Professor of Psychology and Neuroscience and Associate Chair, Department of Psychology & Neuroscience, Duke University

Elizabeth J. Marsh Webpage

ABSTRACT | Populist Beliefs: Byproducts of an Adaptive System? 

A wall along the US-Mexico border. Tariffs on Chinese goods. The resurrection of the coal industry. These policies appeal to many people even though little evidence supports them, and it is difficult to change people’s beliefs about them. As a cognitive psychologist, I see the problem filtered through the lens of what we know about the construction, representation, and updating of knowledge more generally. Humans learn, maintain, and update an impressive amount of information, reflecting a cognitively efficient system adapted to these goals – but the same processes that support accurate knowledge can also lead to acceptance of unsupported infromation.

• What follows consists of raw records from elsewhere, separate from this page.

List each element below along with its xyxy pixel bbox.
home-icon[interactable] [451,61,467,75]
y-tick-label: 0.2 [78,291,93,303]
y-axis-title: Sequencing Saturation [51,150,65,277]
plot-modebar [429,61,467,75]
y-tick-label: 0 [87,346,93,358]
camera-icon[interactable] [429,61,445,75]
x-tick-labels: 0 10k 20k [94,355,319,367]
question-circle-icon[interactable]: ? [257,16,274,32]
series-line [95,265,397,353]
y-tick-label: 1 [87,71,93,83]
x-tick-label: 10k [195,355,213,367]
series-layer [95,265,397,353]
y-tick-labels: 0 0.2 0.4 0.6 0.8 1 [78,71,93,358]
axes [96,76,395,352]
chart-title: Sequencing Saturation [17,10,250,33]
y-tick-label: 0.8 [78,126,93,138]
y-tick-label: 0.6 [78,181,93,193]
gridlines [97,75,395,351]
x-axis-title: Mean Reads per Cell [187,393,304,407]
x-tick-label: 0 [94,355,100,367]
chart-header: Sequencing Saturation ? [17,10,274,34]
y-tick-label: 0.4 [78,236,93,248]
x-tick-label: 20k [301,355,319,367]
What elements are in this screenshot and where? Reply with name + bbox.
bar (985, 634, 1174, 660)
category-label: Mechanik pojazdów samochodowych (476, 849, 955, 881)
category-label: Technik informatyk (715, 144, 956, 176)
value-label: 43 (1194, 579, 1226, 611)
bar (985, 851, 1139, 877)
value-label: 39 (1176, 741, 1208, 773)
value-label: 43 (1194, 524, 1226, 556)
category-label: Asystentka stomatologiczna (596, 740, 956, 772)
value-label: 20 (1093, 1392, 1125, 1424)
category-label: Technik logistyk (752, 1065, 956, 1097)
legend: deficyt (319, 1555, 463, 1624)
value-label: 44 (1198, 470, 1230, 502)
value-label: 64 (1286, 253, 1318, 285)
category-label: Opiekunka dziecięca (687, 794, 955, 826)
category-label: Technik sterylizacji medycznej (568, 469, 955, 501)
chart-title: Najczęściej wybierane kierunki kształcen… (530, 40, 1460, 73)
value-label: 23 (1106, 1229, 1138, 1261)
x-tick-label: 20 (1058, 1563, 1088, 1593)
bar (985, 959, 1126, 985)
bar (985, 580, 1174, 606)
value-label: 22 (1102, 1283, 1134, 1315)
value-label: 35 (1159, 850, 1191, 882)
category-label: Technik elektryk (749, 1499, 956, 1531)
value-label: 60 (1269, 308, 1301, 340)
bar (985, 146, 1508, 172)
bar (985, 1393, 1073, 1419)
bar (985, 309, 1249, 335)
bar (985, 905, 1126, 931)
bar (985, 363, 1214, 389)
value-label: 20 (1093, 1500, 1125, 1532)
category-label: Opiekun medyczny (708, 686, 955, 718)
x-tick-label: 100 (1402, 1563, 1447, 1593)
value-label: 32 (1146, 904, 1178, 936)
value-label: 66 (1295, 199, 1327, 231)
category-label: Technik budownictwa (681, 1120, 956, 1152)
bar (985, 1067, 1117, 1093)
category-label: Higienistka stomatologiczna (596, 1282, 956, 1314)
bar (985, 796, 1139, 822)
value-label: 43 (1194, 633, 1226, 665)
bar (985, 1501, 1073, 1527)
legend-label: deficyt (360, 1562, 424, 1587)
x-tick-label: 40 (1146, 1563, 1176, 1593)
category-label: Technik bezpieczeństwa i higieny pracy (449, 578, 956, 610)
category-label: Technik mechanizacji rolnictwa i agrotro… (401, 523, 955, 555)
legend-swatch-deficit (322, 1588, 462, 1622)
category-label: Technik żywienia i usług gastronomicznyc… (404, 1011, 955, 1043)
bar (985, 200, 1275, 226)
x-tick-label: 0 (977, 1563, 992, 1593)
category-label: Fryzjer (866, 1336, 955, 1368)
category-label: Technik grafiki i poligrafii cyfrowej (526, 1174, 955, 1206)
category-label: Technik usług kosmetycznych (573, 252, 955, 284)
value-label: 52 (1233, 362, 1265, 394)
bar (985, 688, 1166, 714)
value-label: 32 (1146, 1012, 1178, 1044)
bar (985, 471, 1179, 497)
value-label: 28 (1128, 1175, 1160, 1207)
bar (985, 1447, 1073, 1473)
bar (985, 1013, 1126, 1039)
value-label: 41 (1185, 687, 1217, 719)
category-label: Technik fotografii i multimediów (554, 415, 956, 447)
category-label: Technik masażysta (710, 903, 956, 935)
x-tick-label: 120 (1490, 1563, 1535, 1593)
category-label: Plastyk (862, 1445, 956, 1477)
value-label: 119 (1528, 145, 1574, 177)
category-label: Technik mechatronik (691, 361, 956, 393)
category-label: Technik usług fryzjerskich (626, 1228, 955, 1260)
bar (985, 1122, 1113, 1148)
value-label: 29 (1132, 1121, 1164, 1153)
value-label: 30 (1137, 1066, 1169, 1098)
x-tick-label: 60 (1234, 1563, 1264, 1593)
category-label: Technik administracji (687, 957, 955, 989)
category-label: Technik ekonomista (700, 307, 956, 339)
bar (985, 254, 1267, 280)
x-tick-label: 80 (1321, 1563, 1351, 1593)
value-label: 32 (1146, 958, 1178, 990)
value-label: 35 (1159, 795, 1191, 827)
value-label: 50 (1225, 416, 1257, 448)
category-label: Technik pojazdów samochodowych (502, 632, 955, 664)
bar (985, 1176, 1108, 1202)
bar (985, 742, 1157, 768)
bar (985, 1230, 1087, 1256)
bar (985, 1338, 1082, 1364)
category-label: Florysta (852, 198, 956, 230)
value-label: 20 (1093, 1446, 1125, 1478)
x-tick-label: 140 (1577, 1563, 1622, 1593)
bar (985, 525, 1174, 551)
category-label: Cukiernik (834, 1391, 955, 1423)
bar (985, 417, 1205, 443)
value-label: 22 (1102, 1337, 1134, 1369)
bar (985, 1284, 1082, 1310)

For example, we have an impressive ability to handle garbled messages, understanding disfluent speech and ambiguous referents, drawing inferences to fill in the gaps and interpreting information based on what we already know and believe.  But this tolerance for messy communications means that we sometimes miss errors in the incoming stream of information, even when we know better. Anchoring on the larger literature on knowledge provides a starting point for solutions; for example, consider the human bias to believe that incoming information is true. This regularity led us to predict that corrections would be more likely to stick when they induced belief than when they refuted beliefs. Overall, my argument is that the basic science of knowledge provides a useful starting point for thinking about people’s acceptance vs. rejections of populist ideas.